Le sujet et la division du livre. — Le petit livre de Sophonie, sur l’authenticité duquel on n’a jamais émis de doute sérieux (c'est à peine si quelques rationalistes contemporains, de ceux qui ne peuvent laisser passer un seul écrit biblique sans essayer de le déprécier en quelque manière, ont attaqué çà et là l'intégrité du livre), est remarquable par son unité et par son caractère général. On voit qu’il a été composé d’un seul jet, et l’on a pu dire de lui en toute vérité : « Si quelqu’un désire avoir un abrégé très succinct de tous les oracles des prophètes, qu’il lise ces pages rapides. » Bien qu'il s'adresse directement à Jérusalem et à Juda (cf. 1, 4; 3, 1), et qu’il parle surtout des destinées de son peuple, il vise très évidemment la terre entière.
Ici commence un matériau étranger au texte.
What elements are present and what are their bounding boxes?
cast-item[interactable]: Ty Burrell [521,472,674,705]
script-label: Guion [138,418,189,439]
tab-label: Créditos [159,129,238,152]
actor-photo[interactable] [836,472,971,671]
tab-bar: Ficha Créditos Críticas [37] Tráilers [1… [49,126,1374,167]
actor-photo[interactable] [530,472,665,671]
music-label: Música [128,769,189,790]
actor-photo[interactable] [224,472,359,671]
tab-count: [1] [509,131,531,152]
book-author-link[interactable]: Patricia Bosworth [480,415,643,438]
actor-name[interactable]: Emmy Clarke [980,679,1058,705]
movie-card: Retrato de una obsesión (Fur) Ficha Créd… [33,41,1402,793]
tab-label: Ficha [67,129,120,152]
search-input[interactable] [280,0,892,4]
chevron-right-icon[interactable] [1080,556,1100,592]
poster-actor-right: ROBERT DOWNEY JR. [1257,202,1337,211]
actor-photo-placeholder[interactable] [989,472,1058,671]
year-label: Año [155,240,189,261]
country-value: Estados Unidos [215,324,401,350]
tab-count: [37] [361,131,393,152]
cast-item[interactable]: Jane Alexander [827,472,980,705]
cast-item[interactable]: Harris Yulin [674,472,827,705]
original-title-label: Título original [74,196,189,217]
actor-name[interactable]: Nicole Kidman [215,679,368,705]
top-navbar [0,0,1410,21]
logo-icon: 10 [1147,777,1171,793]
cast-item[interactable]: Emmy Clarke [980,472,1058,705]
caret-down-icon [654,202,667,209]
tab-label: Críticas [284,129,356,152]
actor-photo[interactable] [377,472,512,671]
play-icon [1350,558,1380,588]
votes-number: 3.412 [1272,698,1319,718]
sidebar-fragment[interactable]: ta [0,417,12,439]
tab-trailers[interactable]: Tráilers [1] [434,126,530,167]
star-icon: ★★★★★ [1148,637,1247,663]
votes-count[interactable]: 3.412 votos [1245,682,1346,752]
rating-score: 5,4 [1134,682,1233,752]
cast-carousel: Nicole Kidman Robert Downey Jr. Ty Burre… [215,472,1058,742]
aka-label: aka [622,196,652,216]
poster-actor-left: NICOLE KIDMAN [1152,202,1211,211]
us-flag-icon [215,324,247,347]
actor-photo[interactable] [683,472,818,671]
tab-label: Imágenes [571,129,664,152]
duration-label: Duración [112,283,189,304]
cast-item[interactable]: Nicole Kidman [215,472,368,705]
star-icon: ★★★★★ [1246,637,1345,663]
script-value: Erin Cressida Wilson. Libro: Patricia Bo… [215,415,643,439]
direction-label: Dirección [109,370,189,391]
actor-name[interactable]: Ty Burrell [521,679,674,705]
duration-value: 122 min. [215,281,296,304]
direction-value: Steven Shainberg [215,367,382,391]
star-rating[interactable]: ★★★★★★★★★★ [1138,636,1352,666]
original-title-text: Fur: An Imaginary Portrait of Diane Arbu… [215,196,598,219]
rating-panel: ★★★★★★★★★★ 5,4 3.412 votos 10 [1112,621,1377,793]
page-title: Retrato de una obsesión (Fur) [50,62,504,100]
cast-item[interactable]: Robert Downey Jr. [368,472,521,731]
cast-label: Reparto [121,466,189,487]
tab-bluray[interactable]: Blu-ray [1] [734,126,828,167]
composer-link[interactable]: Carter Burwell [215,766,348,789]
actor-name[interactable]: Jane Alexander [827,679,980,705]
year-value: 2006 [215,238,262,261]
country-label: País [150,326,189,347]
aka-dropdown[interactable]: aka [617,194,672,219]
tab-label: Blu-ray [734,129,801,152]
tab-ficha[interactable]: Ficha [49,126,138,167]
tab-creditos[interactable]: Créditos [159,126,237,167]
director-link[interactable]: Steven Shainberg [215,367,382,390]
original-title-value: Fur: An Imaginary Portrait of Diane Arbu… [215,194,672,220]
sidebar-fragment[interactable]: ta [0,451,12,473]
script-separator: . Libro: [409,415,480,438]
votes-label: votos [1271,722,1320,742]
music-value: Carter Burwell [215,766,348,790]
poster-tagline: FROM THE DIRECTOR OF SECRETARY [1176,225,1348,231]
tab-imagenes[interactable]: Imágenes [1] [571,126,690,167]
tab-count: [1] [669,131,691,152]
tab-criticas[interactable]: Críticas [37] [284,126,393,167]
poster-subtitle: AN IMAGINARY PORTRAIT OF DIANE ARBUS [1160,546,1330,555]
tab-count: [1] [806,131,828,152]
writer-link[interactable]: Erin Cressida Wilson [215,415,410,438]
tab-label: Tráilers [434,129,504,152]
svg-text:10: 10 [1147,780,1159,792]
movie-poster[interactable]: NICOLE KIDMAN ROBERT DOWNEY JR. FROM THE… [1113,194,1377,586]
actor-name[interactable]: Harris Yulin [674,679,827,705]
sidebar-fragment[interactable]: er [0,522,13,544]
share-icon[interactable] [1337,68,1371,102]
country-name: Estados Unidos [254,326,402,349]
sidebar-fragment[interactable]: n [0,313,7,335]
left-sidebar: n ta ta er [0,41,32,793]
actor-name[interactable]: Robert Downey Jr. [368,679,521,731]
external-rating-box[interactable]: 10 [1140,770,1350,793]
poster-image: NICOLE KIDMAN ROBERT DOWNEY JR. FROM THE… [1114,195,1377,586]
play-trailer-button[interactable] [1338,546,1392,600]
Son thème est double : la menace et la promesse, avec un grave avertissement entre les deux.

Le livre se divise donc en trois sections. Dans la première, 1, 2-18, Sophonie parle au nom du Seigneur contre tous les hommes sans exception, les menaçant d’un jugement terrible. C'est vraiment le « Dies irae » de l’Ancien Testament que nous entendons retentir dans ce passage (cf. vers. 14 et ss.). Dans la seconde section (2, 1-3, 8), il passe de la menace à l’exhortation pressante, motivant cette exhortation par l'annonce réitérée des vengeances de Jéhovah, soit contre les peuples païens qui avaient maltraité les Juifs, soit contre ces derniers eux-mêmes. Enfin, dans la troisième section (3, 9-20), il proclame avec joie le salut futur: les Gentils se soumettent au Seigneur et l’adorent, Juda se convertit et sert fidèlement son Dieu; pour tous les hommes s’ouvre ainsi une ère de paix et de bonheur parfait, l'âge d’or messianique (pour une analyse plus complète, voyez le commentaire et notre Biblia sacra, p. 1027-1029).

Cette division est nettement marquée, non seulement par le sujet traité, mais aussi par une sorte de refrain, qui termine la première et la seconde section (cf. 1, 18 et 3, 8).

3° Sous le rapport du style, Sophonie n’a rien de remarquable. On ne trouve en lui ni la grâce, ni la beauté, ni la vie de la plupart des prophètes qui l’avaient précédé. Son langage est simple et peu orné, quoique correct; il ne manque cependant pas de fraîcheur, non plus que de vigueur (cf. 1, 12; 2, 1-2, 11, 13-15; 3, 14-17). Il est plus pathétique que poétique. Sophonie fait des emprunts assez fréquents au Deutéronome (comp. 1, 13, et Deut. 28, 38; 2, 7, et Deut. 30, 3; 3, 5; et Deut. 32, 1; 3, 17, et Deut. 28, 63) et aux écrits prophétiques (comp. Soph. 1, 7, avec Hab. 2, 20, Joel 1, 15, et Is. 13, 3: Soph. 1, 13, avec Am. 5, 11; Soph. 1, 14-15, avec Joel, 2, 12; Soph. 1, 16, avec Am. 2, 2; Soph. 1, 18, avec Is. 10, 23 et 28, 22; Soph. 2, 8, 10, avec Is. 15, 8 et Am. 1, 13; etc.)